We talked together in mixed Baltic-Finnic: me in Finnish, and my hosts in Karelian. They talked about their offspring, about their children who live in bigger cities and speak Karelian too, and about their grandchildren, who speak only Russian.

My hosts told me about their plantations and their life in the village, which is to a large extent self-sufficient. I saw their milk-producing goats, green cucumbers, red tomatoes and large potato fields. It is impressive what they are able to prepare from their natural resources.

The Finland that once was

I walked back to the house that belonged to my real hosts, the parents of a friend of mine. On my way there I had a look at the white birches and especially the rowan trees, which are sacred trees for ancient Finns. I realized that lakes and fauna in the village express clearly that Finland is a part of the same continuum extending through all northern Russia until the Ural Mountains.

The Russian countryside reminded me of the Finnish countryside that does not exist anymore. By seeing cows and goats walking along the lanes of the village I got an image of what life was like in my grandmothers’ childhood in Finland.

I saw neighbors helping each other and grandchildren spending their summer days at their grandparents’ place. I enjoyed dinner together with my hosts. This taught me something about Russian hospitality and mutual solidarity, about the warmth with which they treat their guests.

The parents of a friend of mine offered me pickled cucumbers, sausages, olivier salad, different pies and sour cream, and made me feel relaxed and welcome. We talked about the trip to the lake we had made the day before; how we had caught fish and had lunch on the sands along the shore of the lake.
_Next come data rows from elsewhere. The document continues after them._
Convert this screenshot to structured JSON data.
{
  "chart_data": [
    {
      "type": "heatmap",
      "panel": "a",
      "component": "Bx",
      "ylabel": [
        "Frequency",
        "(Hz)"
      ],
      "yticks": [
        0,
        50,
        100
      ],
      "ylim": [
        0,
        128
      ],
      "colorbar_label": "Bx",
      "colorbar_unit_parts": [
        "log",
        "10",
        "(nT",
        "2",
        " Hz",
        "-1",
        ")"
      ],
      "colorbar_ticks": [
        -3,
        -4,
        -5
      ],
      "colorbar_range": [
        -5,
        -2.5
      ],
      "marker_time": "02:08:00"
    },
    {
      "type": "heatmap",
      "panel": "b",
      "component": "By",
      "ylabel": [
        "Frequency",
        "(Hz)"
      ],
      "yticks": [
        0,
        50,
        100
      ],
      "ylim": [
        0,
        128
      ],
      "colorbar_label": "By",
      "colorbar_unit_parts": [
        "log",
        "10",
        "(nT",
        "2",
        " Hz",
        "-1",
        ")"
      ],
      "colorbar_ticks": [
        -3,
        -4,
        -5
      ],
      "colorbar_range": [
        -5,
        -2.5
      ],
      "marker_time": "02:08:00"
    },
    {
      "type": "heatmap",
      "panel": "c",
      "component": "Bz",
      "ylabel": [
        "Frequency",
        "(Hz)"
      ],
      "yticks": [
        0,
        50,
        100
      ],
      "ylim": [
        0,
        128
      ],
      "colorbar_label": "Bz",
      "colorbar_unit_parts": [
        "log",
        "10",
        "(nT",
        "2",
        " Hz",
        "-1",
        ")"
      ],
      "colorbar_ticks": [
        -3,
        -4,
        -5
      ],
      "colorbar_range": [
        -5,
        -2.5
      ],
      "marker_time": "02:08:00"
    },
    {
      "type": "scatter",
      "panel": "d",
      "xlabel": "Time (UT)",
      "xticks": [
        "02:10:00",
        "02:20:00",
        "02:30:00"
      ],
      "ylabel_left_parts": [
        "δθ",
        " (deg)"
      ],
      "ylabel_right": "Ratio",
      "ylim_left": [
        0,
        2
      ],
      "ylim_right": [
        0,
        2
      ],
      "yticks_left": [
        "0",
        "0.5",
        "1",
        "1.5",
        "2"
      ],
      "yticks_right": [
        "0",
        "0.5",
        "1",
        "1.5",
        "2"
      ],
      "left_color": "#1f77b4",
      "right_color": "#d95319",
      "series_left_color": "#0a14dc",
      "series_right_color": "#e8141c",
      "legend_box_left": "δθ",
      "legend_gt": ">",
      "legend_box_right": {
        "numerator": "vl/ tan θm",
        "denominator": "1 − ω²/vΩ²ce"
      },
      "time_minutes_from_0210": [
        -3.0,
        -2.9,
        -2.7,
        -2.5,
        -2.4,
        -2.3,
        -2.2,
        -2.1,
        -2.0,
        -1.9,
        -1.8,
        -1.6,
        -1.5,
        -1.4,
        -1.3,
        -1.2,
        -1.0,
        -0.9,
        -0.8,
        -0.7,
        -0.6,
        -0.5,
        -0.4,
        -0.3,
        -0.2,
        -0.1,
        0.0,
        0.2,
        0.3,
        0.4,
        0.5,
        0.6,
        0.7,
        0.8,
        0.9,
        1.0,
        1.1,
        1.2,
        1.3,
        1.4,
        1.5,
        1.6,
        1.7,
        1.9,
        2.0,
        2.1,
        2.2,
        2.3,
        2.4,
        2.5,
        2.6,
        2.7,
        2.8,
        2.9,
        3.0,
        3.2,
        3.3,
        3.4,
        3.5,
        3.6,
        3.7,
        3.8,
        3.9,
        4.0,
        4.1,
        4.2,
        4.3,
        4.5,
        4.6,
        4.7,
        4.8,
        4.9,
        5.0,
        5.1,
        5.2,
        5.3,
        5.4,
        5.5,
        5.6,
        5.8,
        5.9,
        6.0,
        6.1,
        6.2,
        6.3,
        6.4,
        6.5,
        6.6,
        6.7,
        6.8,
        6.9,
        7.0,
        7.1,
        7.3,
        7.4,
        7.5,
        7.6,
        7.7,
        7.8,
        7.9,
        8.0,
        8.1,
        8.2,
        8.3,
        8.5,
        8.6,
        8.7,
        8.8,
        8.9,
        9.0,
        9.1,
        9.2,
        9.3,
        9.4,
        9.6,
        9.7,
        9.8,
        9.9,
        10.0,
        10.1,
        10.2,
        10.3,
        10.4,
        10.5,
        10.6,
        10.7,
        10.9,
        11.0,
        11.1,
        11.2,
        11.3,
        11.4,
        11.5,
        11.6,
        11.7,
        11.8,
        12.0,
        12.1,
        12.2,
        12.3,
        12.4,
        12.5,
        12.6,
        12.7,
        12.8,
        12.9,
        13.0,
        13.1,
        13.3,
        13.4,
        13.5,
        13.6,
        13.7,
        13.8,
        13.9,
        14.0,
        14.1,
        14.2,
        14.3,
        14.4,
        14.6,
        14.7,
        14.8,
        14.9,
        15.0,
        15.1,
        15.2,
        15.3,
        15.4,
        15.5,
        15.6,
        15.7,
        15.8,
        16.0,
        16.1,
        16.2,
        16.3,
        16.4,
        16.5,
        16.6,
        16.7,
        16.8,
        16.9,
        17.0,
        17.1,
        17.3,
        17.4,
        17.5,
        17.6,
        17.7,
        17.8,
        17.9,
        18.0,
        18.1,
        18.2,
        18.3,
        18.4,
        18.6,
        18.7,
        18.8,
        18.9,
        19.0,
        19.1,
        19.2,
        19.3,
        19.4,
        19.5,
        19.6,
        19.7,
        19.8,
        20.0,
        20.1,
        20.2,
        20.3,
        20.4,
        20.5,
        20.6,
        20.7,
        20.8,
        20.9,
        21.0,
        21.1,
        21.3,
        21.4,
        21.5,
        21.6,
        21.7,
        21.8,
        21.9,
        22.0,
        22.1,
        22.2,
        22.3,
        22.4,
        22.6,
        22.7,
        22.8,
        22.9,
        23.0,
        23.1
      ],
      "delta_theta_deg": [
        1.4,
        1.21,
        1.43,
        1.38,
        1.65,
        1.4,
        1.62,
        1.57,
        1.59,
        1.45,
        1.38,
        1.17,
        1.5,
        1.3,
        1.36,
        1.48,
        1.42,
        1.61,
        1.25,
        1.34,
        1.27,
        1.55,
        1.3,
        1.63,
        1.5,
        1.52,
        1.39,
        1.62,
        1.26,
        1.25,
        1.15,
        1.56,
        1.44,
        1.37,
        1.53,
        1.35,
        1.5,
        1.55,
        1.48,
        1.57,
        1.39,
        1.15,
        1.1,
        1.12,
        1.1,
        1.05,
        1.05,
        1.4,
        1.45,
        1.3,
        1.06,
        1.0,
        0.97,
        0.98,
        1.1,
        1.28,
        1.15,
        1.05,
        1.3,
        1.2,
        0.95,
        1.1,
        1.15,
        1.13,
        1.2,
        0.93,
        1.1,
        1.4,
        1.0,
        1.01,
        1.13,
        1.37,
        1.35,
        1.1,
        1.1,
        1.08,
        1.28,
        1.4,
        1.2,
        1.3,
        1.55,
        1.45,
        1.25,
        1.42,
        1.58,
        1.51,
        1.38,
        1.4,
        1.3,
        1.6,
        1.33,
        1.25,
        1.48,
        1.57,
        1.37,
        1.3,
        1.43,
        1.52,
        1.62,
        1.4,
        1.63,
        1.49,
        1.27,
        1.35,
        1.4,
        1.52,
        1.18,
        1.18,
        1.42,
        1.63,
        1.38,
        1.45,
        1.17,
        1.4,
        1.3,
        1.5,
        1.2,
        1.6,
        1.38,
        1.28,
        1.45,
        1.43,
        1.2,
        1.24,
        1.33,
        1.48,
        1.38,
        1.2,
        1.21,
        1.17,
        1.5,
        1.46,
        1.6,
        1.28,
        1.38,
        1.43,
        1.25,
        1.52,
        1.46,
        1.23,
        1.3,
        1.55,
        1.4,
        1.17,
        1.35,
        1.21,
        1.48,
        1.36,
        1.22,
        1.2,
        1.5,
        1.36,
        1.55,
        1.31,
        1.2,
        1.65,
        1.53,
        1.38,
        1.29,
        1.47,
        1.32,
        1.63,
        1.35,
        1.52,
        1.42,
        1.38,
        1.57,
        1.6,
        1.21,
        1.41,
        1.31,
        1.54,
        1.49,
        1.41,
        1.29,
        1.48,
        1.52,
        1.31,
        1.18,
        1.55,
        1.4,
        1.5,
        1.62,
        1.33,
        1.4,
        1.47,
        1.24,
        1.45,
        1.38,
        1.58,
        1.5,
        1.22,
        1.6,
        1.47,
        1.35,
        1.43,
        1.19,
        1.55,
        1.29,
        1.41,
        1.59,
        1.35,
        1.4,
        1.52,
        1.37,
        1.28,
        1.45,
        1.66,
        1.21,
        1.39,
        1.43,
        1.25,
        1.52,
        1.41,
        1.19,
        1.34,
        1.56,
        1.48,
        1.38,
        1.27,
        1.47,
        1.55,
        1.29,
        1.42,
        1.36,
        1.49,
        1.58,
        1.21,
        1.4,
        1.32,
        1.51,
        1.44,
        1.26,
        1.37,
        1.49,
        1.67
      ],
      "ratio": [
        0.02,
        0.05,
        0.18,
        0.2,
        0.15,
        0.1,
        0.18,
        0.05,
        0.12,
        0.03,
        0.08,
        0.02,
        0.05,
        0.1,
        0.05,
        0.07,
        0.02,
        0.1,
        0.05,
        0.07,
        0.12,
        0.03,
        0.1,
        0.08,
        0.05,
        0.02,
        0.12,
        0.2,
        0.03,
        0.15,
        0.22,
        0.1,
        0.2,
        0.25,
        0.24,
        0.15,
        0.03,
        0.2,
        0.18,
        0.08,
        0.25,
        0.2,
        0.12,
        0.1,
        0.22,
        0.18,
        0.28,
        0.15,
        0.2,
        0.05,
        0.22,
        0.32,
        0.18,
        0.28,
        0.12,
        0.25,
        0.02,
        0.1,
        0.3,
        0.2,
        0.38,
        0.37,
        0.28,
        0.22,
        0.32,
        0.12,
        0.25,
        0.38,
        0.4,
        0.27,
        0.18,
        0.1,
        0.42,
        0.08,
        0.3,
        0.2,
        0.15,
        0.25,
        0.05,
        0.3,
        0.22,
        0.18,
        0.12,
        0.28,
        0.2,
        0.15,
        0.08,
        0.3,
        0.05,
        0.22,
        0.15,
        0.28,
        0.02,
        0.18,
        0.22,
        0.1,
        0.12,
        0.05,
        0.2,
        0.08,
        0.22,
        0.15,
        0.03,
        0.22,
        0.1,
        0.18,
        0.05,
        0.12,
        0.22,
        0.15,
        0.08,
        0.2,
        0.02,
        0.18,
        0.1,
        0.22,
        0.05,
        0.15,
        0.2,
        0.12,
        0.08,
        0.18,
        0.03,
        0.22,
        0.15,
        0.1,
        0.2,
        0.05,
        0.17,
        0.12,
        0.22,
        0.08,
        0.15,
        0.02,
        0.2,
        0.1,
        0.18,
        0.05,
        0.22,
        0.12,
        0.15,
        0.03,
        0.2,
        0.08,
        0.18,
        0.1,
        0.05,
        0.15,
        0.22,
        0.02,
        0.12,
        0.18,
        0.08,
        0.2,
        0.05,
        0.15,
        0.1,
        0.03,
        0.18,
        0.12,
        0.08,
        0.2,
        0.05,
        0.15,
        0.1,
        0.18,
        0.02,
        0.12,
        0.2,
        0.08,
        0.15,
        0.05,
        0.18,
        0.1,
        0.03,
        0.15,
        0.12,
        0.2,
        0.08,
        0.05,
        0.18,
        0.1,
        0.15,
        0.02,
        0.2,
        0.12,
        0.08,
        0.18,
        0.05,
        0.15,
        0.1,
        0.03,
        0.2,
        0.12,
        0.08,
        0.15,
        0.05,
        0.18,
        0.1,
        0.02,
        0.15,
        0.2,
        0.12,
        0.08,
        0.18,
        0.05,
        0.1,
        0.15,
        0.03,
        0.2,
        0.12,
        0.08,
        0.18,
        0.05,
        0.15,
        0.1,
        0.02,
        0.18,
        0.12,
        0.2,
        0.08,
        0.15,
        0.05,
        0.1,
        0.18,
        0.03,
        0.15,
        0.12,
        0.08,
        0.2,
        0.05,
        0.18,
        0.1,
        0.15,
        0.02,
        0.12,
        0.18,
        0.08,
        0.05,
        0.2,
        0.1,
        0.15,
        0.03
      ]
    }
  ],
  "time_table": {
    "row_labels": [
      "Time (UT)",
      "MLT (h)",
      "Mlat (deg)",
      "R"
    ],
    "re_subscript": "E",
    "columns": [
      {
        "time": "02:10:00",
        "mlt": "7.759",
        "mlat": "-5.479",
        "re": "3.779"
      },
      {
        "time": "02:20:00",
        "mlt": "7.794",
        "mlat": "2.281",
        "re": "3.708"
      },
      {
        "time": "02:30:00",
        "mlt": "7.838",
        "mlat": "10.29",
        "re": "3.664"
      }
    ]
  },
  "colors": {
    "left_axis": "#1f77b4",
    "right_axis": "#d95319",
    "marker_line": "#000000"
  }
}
Steaming sauna baths and vodka enjoyed with good company became etched in my mind as a symbol of Russian comradeship. The most important and interesting discussions between true friends in Russia, I learned, are debated in the sauna, or alternatively, in front of the vodka bottle in the small hours.

Russia and the village

I started to realize, similarly to many Russian writers and social thinkers of the 19th century, the significance of the rural atmosphere to the russkaya dusha (Russian soul). A village community such as Vedlozero reflects for me the Russian soul, the solidarity of people in their community and their hospitality.

On the point of leaving Vedlozero, Anni, an old Karelian-speaking lady, said goodbye in a heart-warming Orthodox style. “Jumalanke” – let God be with you – she wished me from the bottom of her heart. I suddenly realized that at this very moment the lady had unveiled the true face of Russia to me.

Sakari Linden is Executive Director of the Association of Finnish Culture and Identity, which promotes Finnish identity and maintains cultural relations to Uralic (Finno-Ugric) peoples. He travelled to Russia (St. Petersburg and Karelia) for the first time in July 2011, and, subsequently, has traveled to Russia on several occasions. He studied Russian for two months in Petrozavodsk (the capital of the Republic of Karelia) in fall 2015.